The UK court decision is good place to look for a first judicial interpretation on the extraterritorial reach of Section 7 of the UKBA.
Airbus SE is registered in the Netherlands, has its operational headquarters in France, and admitted to facts that occurred outside of the UK territory.
I read the judgment as adopting a strong pro-extraterritorial stance.
The judgment notes that Airbus SE, the only entity subject to prosecution as the Group’s parent company, had “continuously carried on part of their business in the United Kingdom,” based on the fact that it had two subsidiaries in the UK: Airbus Operations Limited (through Airbus SAS, a French company) and Airbus Military UK Limited (through Airbus Defence and Space SA, a Spanish company). No reference is made either to the percentage of the Group’s turnover in the UK, or to a potential improper behavior of the UK subsidiaries.
The document further highlights that “Airbus Operations Limited and Airbus Military UK Ltd, through Airbus SAS and Airbus Defense and Space SA are subject to the strategic and operational management of Airbus SE.”
However, no line of legal reasoning aims at showing that the powers of Airbus SE over the management of its UK subsidiaries could be linked to control deficiencies in the UK.
Other facts that could hypothetically generate a “UK nexus,” such as a UK potential inadvertent financing of corrupt transactions by UK Export Finance (UKEF) or the potential involvement of UK nationals are lightly touched upon in the judgment, but not weaved into a legal discussion on extraterritoriality.

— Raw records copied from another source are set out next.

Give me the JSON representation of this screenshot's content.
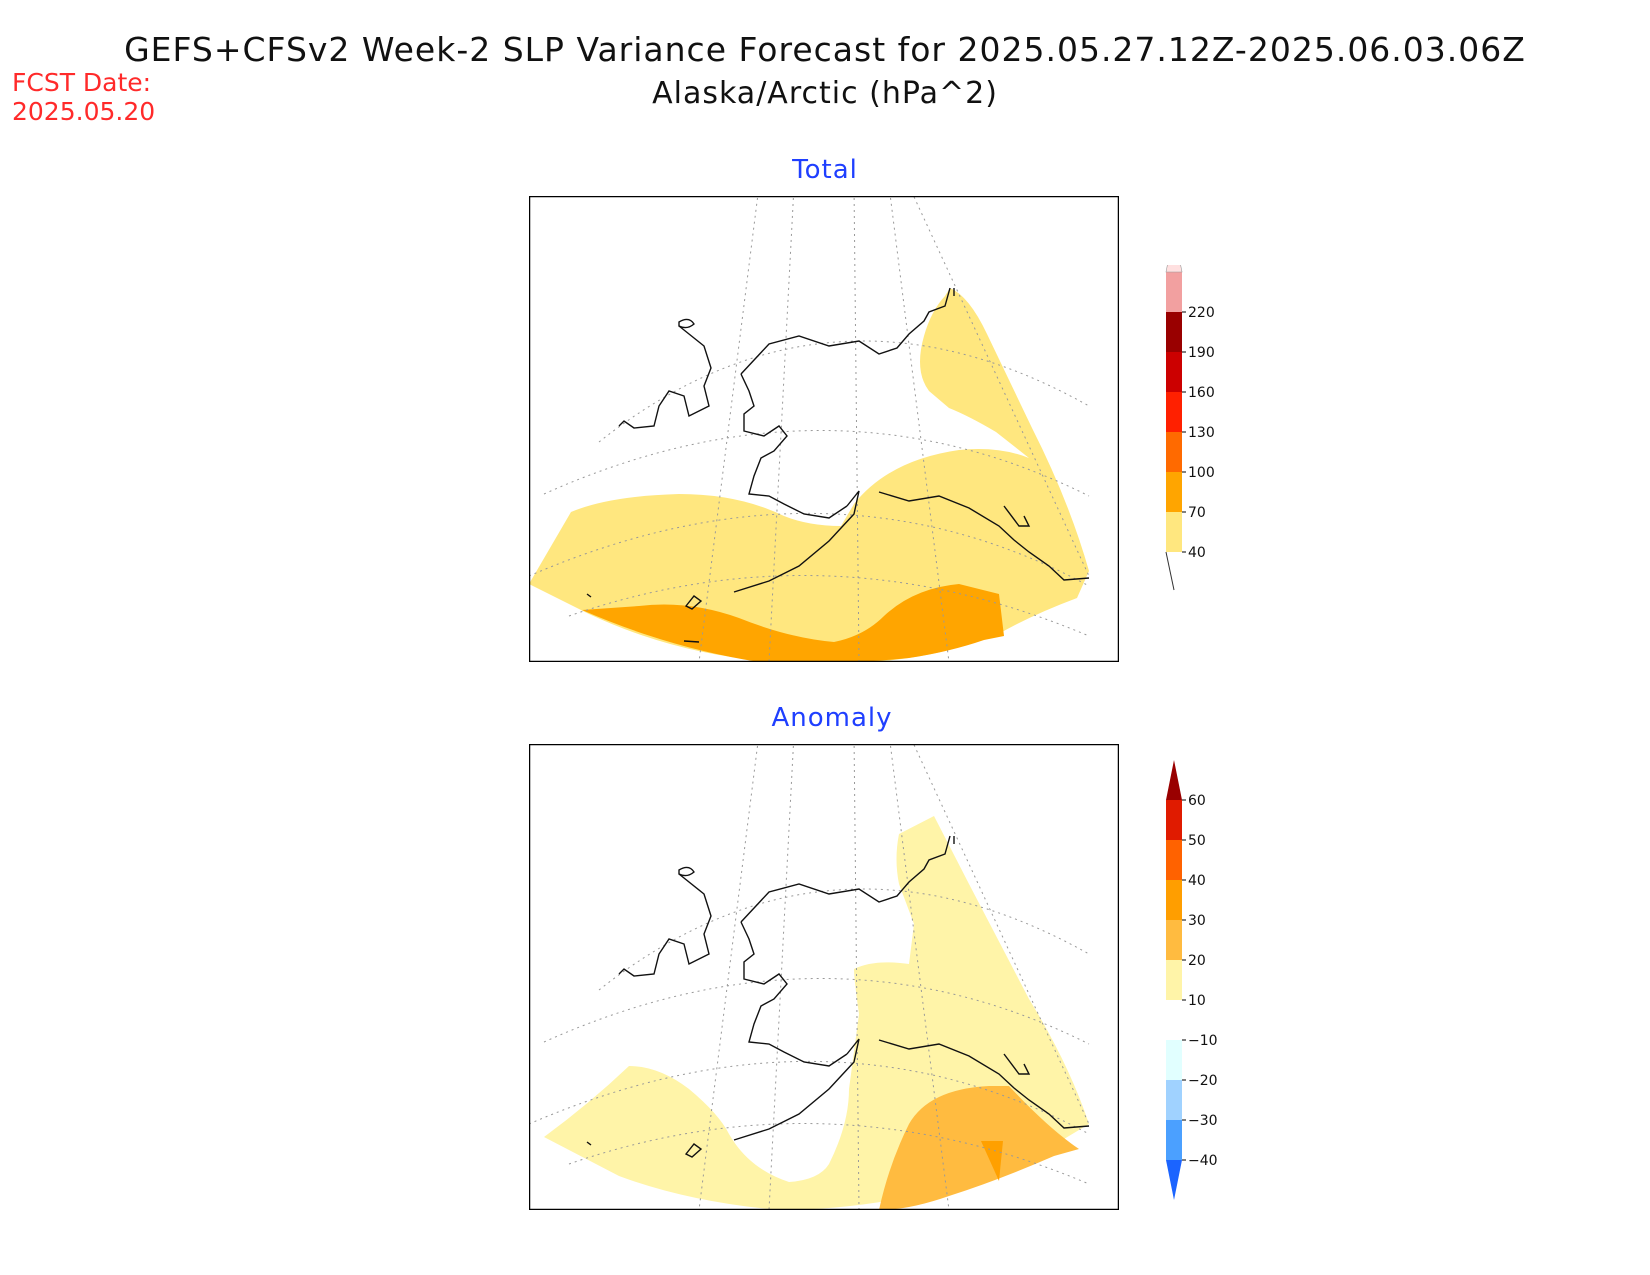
{
  "header": {
    "title": "GEFS+CFSv2 Week-2 SLP Variance Forecast for 2025.05.27.12Z-2025.06.03.06Z",
    "subtitle": "Alaska/Arctic (hPa^2)",
    "fcst_label": "FCST Date:",
    "fcst_date": "2025.05.20"
  },
  "panels": {
    "total": {
      "title": "Total",
      "colorbar": {
        "labels": [
          "40",
          "70",
          "100",
          "130",
          "160",
          "190",
          "220"
        ],
        "colors": [
          "#ffe77f",
          "#ffa500",
          "#ff6a00",
          "#ff2000",
          "#cc0000",
          "#990000",
          "#f2a0a0",
          "#ffe0e0"
        ]
      }
    },
    "anomaly": {
      "title": "Anomaly",
      "colorbar": {
        "labels": [
          "60",
          "50",
          "40",
          "30",
          "20",
          "10",
          "−10",
          "−20",
          "−30",
          "−40"
        ],
        "colors": [
          "#990000",
          "#e01b00",
          "#ff6200",
          "#ff9e00",
          "#ffbb40",
          "#fff4a8",
          "#ffffff",
          "#e1ffff",
          "#a0d2ff",
          "#4ba0ff",
          "#1b64ff"
        ]
      }
    }
  },
  "colors": {
    "light_yellow": "#ffe77f",
    "orange": "#ffa500",
    "pale_yellow": "#fff4a8",
    "light_orange": "#ffbb40",
    "title_blue": "#1f3fff",
    "fcst_red": "#ff2a2a"
  }
}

The judgment notes that UK jurisdiction is “common ground” in the case, suggesting that the judge might be deferring, at least to a certain extent, to the decision of Airbus SE to agree to UK jurisdiction.
Finally, let’s examine the section of the judgment that credits Airbus for cooperating “to the fullest extent possible” in the UK investigation.
Presiding judge Dame Victoria Sharp said, “It is to be noted that through its engagement with the SFO related in the first instance to matters concerning UKEF, Airbus also accepted that the Bribery Act 2010 provided the SFO with extended extraterritorial powers and with a potential interest in facts post 2011. This was an unprecedented step for a Dutch and French domiciled company to take, in respect of the reporting of conduct which had taken place almost exclusively overseas.”
Let’s observe that there might be a bit of a contradiction above: if a legal challenge by a foreign defendant over UK jurisdiction amounts to a lack of cooperation and may end up harming the defendant’s cause, this might put the defendant under a certain pressure not to trigger a judicial battle over jurisdiction. In these conditions, would it really be appropriate for the judge to defer to the fact that the defendant is not challenging UK jurisdiction?
Only time will tell, with further cases and judicial decisions, whether there are limits to the extraterritorial reach of Section 7 of the UKBA or whether the simple fact of having a subsidiary in the UK is enough to legally subject any global company to UK investigations and prosecution.